Concerns about a good job
In groups, the scholarship holders discussed what worried them when they thought about their return home. Although the participants come from countries as different as Kazakhstan and Argentina, their concerns were similar. The main fear is not being able to find an appropriate job. “Due to the high quality of education, we expect to find good jobs with correspondingly good pay”, says Sani Ruzzaman from Bangladesh. In Bonn, he represented the Master’s programme Hydroscience and Engineering at TU Dresden.
For Madina Mukhanova from Kazakhstan, the knowledge transfer and application is the central challenge. “After studying possible pathways to improve the energy and environmental sectors in developing countries in Germany, the main thing is to overcome the difficulties encountered in the way of implementation at home. And we should think about it now during the studies”, says the student in the programme Energy and Environmental Management. All students realise that it will not be easy to find a place in the system at home. Many see corruption and rigid hierarchies in their home countries as hurdles, as does the Kenyan Solomon Njogu who studies Land Management and Land Tenure at TU Munich.

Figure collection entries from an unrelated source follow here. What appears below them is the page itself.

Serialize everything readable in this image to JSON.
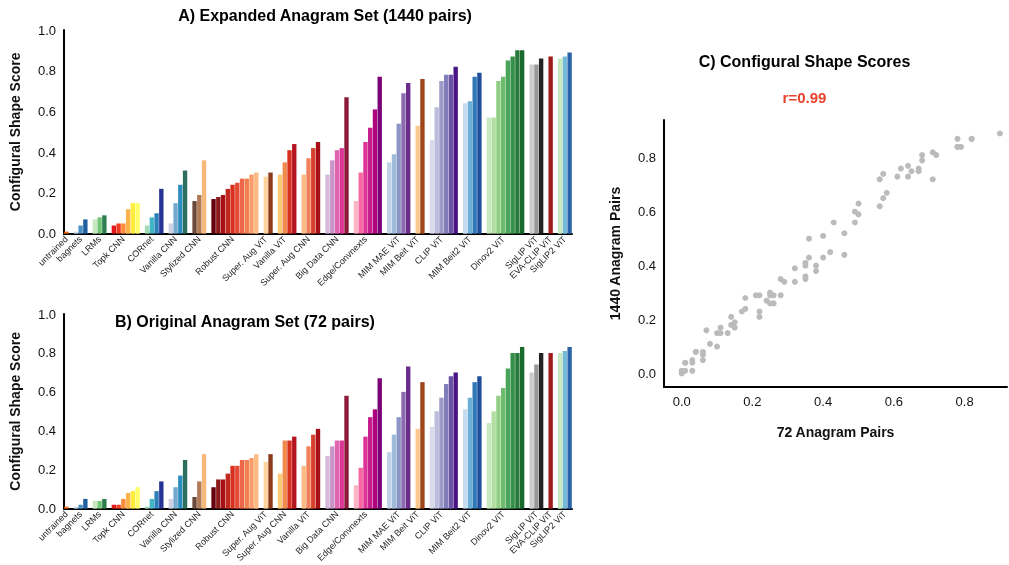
{
  "chart_data": [
    {
      "type": "bar",
      "title": "A) Expanded Anagram Set (1440 pairs)",
      "ylabel": "Configural Shape Score",
      "categories": [
        "untrained",
        null,
        null,
        "bagnets",
        null,
        null,
        null,
        "LRMs",
        null,
        null,
        null,
        null,
        "Topk CNN",
        null,
        null,
        null,
        null,
        null,
        "CORnet",
        null,
        null,
        null,
        null,
        "Vanilla CNN",
        null,
        null,
        null,
        null,
        "Stylized CNN",
        null,
        null,
        null,
        null,
        null,
        null,
        "Robust CNN",
        null,
        null,
        null,
        null,
        null,
        null,
        "Super. Aug ViT",
        null,
        null,
        null,
        "Vanilla ViT",
        null,
        null,
        null,
        null,
        "Super. Aug CNN",
        null,
        null,
        null,
        null,
        null,
        "Big Data CNN",
        null,
        null,
        null,
        null,
        null,
        "Edge/Convnexts",
        null,
        null,
        null,
        null,
        null,
        null,
        "MIM MAE ViT",
        null,
        null,
        null,
        "MIM Beit ViT",
        null,
        null,
        null,
        null,
        "CLIP ViT",
        null,
        null,
        null,
        null,
        null,
        "MIM Beit2 ViT",
        null,
        null,
        null,
        null,
        null,
        null,
        "Dinov2 ViT",
        null,
        null,
        null,
        null,
        null,
        null,
        "SigLIP ViT",
        null,
        null,
        "EVA-CLIP ViT",
        null,
        null,
        "SigLIP2 ViT",
        null
      ],
      "values": [
        0.01,
        null,
        0.01,
        0.04,
        0.07,
        null,
        0.07,
        0.08,
        0.09,
        null,
        0.04,
        0.05,
        0.05,
        0.12,
        0.15,
        0.15,
        null,
        0.04,
        0.08,
        0.1,
        0.22,
        null,
        0.05,
        0.15,
        0.24,
        0.31,
        null,
        0.16,
        0.19,
        0.36,
        null,
        0.17,
        0.18,
        0.19,
        0.22,
        0.24,
        0.25,
        0.27,
        0.27,
        0.29,
        0.3,
        null,
        0.28,
        0.3,
        null,
        0.29,
        0.35,
        0.41,
        0.44,
        null,
        0.29,
        0.37,
        0.42,
        0.45,
        null,
        0.29,
        0.36,
        0.41,
        0.42,
        0.67,
        null,
        0.16,
        0.3,
        0.45,
        0.52,
        0.61,
        0.77,
        null,
        0.35,
        0.39,
        0.54,
        0.69,
        0.74,
        null,
        0.53,
        0.76,
        null,
        0.46,
        0.62,
        0.75,
        0.78,
        0.78,
        0.82,
        null,
        0.64,
        0.65,
        0.77,
        0.79,
        null,
        0.57,
        0.57,
        0.75,
        0.77,
        0.85,
        0.87,
        0.9,
        0.9,
        null,
        0.83,
        0.83,
        0.86,
        null,
        0.87,
        null,
        0.86,
        0.87,
        0.89
      ],
      "colors": [
        "#f16913",
        null,
        "#c6dbef",
        "#4a90c4",
        "#1f5fa0",
        null,
        "#c7e9c0",
        "#74c476",
        "#2e7d4f",
        null,
        "#e31a1c",
        "#f03b20",
        "#fd8d3c",
        "#feb24c",
        "#ffeb3b",
        "#ffff66",
        null,
        "#a1dab4",
        "#41b6c4",
        "#2c7fb8",
        "#253494",
        null,
        "#d0d1e6",
        "#74a9cf",
        "#2b8cbe",
        "#2d6e5e",
        null,
        "#6b4a3a",
        "#b07a55",
        "#f7b97a",
        null,
        "#67000d",
        "#8b1a1a",
        "#a50f15",
        "#c0281f",
        "#d7301f",
        "#e34a33",
        "#ef6548",
        "#f08050",
        "#fc9c6a",
        "#fdbb84",
        null,
        "#fdd49e",
        "#8c3a1a",
        null,
        "#fdc876",
        "#f08a4b",
        "#d7301f",
        "#b3121e",
        null,
        "#fdbb84",
        "#f0805a",
        "#d7402b",
        "#a50f15",
        null,
        "#d4b9da",
        "#c994c7",
        "#df65b0",
        "#dd3497",
        "#8b1a3a",
        null,
        "#fbb4c4",
        "#f768a1",
        "#dd3497",
        "#c51b8a",
        "#ae017e",
        "#7a0177",
        null,
        "#bfd3e6",
        "#9ebcda",
        "#8c96c6",
        "#8c6bb1",
        "#6a2b8a",
        null,
        "#fdc890",
        "#a0441a",
        null,
        "#dadaeb",
        "#bcbddc",
        "#9e9ac8",
        "#807dba",
        "#6a51a3",
        "#4a1486",
        null,
        "#c6dbef",
        "#6baed6",
        "#2f78b8",
        "#1f4f99",
        null,
        "#c7e9c0",
        "#b0dea0",
        "#8fce84",
        "#6dbb6d",
        "#4aa55a",
        "#368f48",
        "#277a3a",
        "#1a6a2e",
        null,
        "#cccccc",
        "#999999",
        "#222222",
        null,
        "#9e1b1b",
        null,
        "#c7e9c0",
        "#74b9d6",
        "#2b63a8"
      ],
      "ylim": [
        0,
        1
      ],
      "yticks": [
        {
          "value": 0,
          "label": "0.0"
        },
        {
          "value": 0.2,
          "label": "0.2"
        },
        {
          "value": 0.4,
          "label": "0.4"
        },
        {
          "value": 0.6,
          "label": "0.6"
        },
        {
          "value": 0.8,
          "label": "0.8"
        },
        {
          "value": 1,
          "label": "1.0"
        }
      ],
      "grid": false
    },
    {
      "type": "bar",
      "title": "B) Original Anagram Set (72 pairs)",
      "ylabel": "Configural Shape Score",
      "categories": [
        "untrained",
        null,
        null,
        "bagnets",
        null,
        null,
        null,
        "LRMs",
        null,
        null,
        null,
        null,
        "Topk CNN",
        null,
        null,
        null,
        null,
        null,
        "CORnet",
        null,
        null,
        null,
        null,
        "Vanilla CNN",
        null,
        null,
        null,
        null,
        "Stylized CNN",
        null,
        null,
        null,
        null,
        null,
        null,
        "Robust CNN",
        null,
        null,
        null,
        null,
        null,
        null,
        "Super. Aug ViT",
        null,
        null,
        null,
        "Super. Aug CNN",
        null,
        null,
        null,
        null,
        "Vanilla ViT",
        null,
        null,
        null,
        null,
        null,
        "Big Data CNN",
        null,
        null,
        null,
        null,
        null,
        "Edge/Convnexts",
        null,
        null,
        null,
        null,
        null,
        null,
        "MIM MAE ViT",
        null,
        null,
        null,
        "MIM Beit ViT",
        null,
        null,
        null,
        null,
        "CLIP ViT",
        null,
        null,
        null,
        null,
        null,
        "MIM Beit2 ViT",
        null,
        null,
        null,
        null,
        null,
        null,
        "Dinov2 ViT",
        null,
        null,
        null,
        null,
        null,
        null,
        "SigLIP ViT",
        null,
        null,
        "EVA-CLIP ViT",
        null,
        null,
        "SigLIP2 ViT",
        null
      ],
      "values": [
        0.01,
        null,
        0.01,
        0.02,
        0.05,
        null,
        0.04,
        0.04,
        0.05,
        null,
        0.02,
        0.02,
        0.05,
        0.08,
        0.09,
        0.11,
        null,
        0.01,
        0.05,
        0.09,
        0.14,
        null,
        0.05,
        0.11,
        0.17,
        0.25,
        null,
        0.06,
        0.14,
        0.28,
        null,
        0.11,
        0.15,
        0.15,
        0.18,
        0.22,
        0.22,
        0.25,
        0.25,
        0.26,
        0.28,
        null,
        0.24,
        0.28,
        null,
        0.18,
        0.35,
        0.35,
        0.37,
        null,
        0.22,
        0.32,
        0.38,
        0.41,
        null,
        0.27,
        0.32,
        0.35,
        0.35,
        0.58,
        null,
        0.12,
        0.21,
        0.37,
        0.47,
        0.51,
        0.67,
        null,
        0.29,
        0.38,
        0.47,
        0.6,
        0.73,
        null,
        0.41,
        0.65,
        null,
        0.42,
        0.5,
        0.57,
        0.64,
        0.68,
        0.7,
        null,
        0.51,
        0.57,
        0.65,
        0.68,
        null,
        0.44,
        0.5,
        0.58,
        0.62,
        0.72,
        0.8,
        0.8,
        0.83,
        null,
        0.7,
        0.74,
        0.8,
        null,
        0.8,
        null,
        0.8,
        0.81,
        0.83
      ],
      "colors": [
        "#f16913",
        null,
        "#c6dbef",
        "#4a90c4",
        "#1f5fa0",
        null,
        "#c7e9c0",
        "#74c476",
        "#2e7d4f",
        null,
        "#e31a1c",
        "#f03b20",
        "#fd8d3c",
        "#feb24c",
        "#ffeb3b",
        "#ffff66",
        null,
        "#a1dab4",
        "#41b6c4",
        "#2c7fb8",
        "#253494",
        null,
        "#d0d1e6",
        "#74a9cf",
        "#2b8cbe",
        "#2d6e5e",
        null,
        "#6b4a3a",
        "#b07a55",
        "#f7b97a",
        null,
        "#67000d",
        "#8b1a1a",
        "#a50f15",
        "#c0281f",
        "#d7301f",
        "#e34a33",
        "#ef6548",
        "#f08050",
        "#fc9c6a",
        "#fdbb84",
        null,
        "#fdd49e",
        "#8c3a1a",
        null,
        "#fdc876",
        "#f08a4b",
        "#d7301f",
        "#b3121e",
        null,
        "#fdbb84",
        "#f0805a",
        "#d7402b",
        "#a50f15",
        null,
        "#d4b9da",
        "#c994c7",
        "#df65b0",
        "#dd3497",
        "#8b1a3a",
        null,
        "#fbb4c4",
        "#f768a1",
        "#dd3497",
        "#c51b8a",
        "#ae017e",
        "#7a0177",
        null,
        "#bfd3e6",
        "#9ebcda",
        "#8c96c6",
        "#8c6bb1",
        "#6a2b8a",
        null,
        "#fdc890",
        "#a0441a",
        null,
        "#dadaeb",
        "#bcbddc",
        "#9e9ac8",
        "#807dba",
        "#6a51a3",
        "#4a1486",
        null,
        "#c6dbef",
        "#6baed6",
        "#2f78b8",
        "#1f4f99",
        null,
        "#c7e9c0",
        "#b0dea0",
        "#8fce84",
        "#6dbb6d",
        "#4aa55a",
        "#368f48",
        "#277a3a",
        "#1a6a2e",
        null,
        "#cccccc",
        "#999999",
        "#222222",
        null,
        "#9e1b1b",
        null,
        "#c7e9c0",
        "#74b9d6",
        "#2b63a8"
      ],
      "ylim": [
        0,
        1
      ],
      "yticks": [
        {
          "value": 0,
          "label": "0.0"
        },
        {
          "value": 0.2,
          "label": "0.2"
        },
        {
          "value": 0.4,
          "label": "0.4"
        },
        {
          "value": 0.6,
          "label": "0.6"
        },
        {
          "value": 0.8,
          "label": "0.8"
        },
        {
          "value": 1,
          "label": "1.0"
        }
      ],
      "grid": false
    },
    {
      "type": "scatter",
      "title": "C) Configural Shape Scores",
      "xlabel": "72 Anagram Pairs",
      "ylabel": "1440 Anagram Pairs",
      "annotations": [
        "r=0.99"
      ],
      "x": [
        0,
        0,
        0.01,
        0.03,
        0.01,
        0.01,
        0.03,
        0.03,
        0.04,
        0.04,
        0.06,
        0.06,
        0.06,
        0.07,
        0.08,
        0.1,
        0.1,
        0.11,
        0.11,
        0.13,
        0.14,
        0.14,
        0.15,
        0.15,
        0.17,
        0.18,
        0.18,
        0.21,
        0.22,
        0.22,
        0.22,
        0.24,
        0.25,
        0.25,
        0.25,
        0.26,
        0.26,
        0.28,
        0.28,
        0.29,
        0.32,
        0.32,
        0.35,
        0.35,
        0.35,
        0.35,
        0.36,
        0.36,
        0.38,
        0.38,
        0.4,
        0.4,
        0.42,
        0.43,
        0.46,
        0.46,
        0.49,
        0.49,
        0.5,
        0.5,
        0.56,
        0.56,
        0.57,
        0.57,
        0.58,
        0.61,
        0.62,
        0.64,
        0.64,
        0.65,
        0.67,
        0.67,
        0.68,
        0.68,
        0.71,
        0.71,
        0.72,
        0.78,
        0.78,
        0.78,
        0.79,
        0.82,
        0.82,
        0.9
      ],
      "values": [
        0,
        0.01,
        0.01,
        0.01,
        0.04,
        0.04,
        0.04,
        0.05,
        0.08,
        0.08,
        0.08,
        0.07,
        0.05,
        0.16,
        0.11,
        0.1,
        0.15,
        0.17,
        0.15,
        0.15,
        0.21,
        0.18,
        0.19,
        0.17,
        0.23,
        0.24,
        0.28,
        0.29,
        0.29,
        0.23,
        0.21,
        0.27,
        0.3,
        0.29,
        0.26,
        0.29,
        0.26,
        0.29,
        0.35,
        0.34,
        0.39,
        0.34,
        0.41,
        0.4,
        0.36,
        0.35,
        0.5,
        0.43,
        0.4,
        0.38,
        0.51,
        0.43,
        0.45,
        0.56,
        0.52,
        0.44,
        0.6,
        0.56,
        0.63,
        0.59,
        0.72,
        0.62,
        0.74,
        0.65,
        0.67,
        0.73,
        0.76,
        0.77,
        0.73,
        0.75,
        0.76,
        0.75,
        0.81,
        0.79,
        0.82,
        0.72,
        0.81,
        0.87,
        0.84,
        0.84,
        0.84,
        0.87,
        0.87,
        0.89
      ],
      "color": "#bbbbbb",
      "marker": "circle",
      "xlim": [
        -0.05,
        0.92
      ],
      "xticks": [
        {
          "value": 0,
          "label": "0.0"
        },
        {
          "value": 0.2,
          "label": "0.2"
        },
        {
          "value": 0.4,
          "label": "0.4"
        },
        {
          "value": 0.6,
          "label": "0.6"
        },
        {
          "value": 0.8,
          "label": "0.8"
        }
      ],
      "ylim": [
        -0.05,
        0.94
      ],
      "yticks": [
        {
          "value": 0,
          "label": "0.0"
        },
        {
          "value": 0.2,
          "label": "0.2"
        },
        {
          "value": 0.4,
          "label": "0.4"
        },
        {
          "value": 0.6,
          "label": "0.6"
        },
        {
          "value": 0.8,
          "label": "0.8"
        }
      ],
      "grid": false
    }
  ]
}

Help for the scholarship holders comes from the Centre for International Migration and Development (CIM) (http://www.cimonline.de/en/index.asp). At the Bonn Network Meeting, employees presented their integration and placement services, including the “Top-Up”, a salary subsidy that the CIM pays to those who initially find only an internship or a poorly paid position upon returning home.
“We are well aware of the significance of the problem”, emphasised Head of Section Gabriele von Fircks, “that’s why we have chosen the topic reintegration once again for this network meeting. We want students to grapple with this issue as early as possible.”
The German Association of Postgraduate Programmes with special Relevance to Developing Countries (AGEP) is working closely on this point with the DAAD. At two AGEP integration workshops, in Bonn and Nairobi, alumni discussed their experiences with reintegration. The alumni network at these meetings, come into contact with potential employers, and provide impulses for concrete measures to better prepare students who are currently in the programme for reintegration.
Networks as inspiration
This thematic focus was well received by the scholarship holders in Bonn. “We all have different backgrounds, both professionally and geographically. Seeing that we still share similar concerns motivates us to look for joint solutions”, says Lucia Gallo from Argentina. Sani Ruzzaman added: “We bring a lot of points from these discussions back with us to our degree courses.”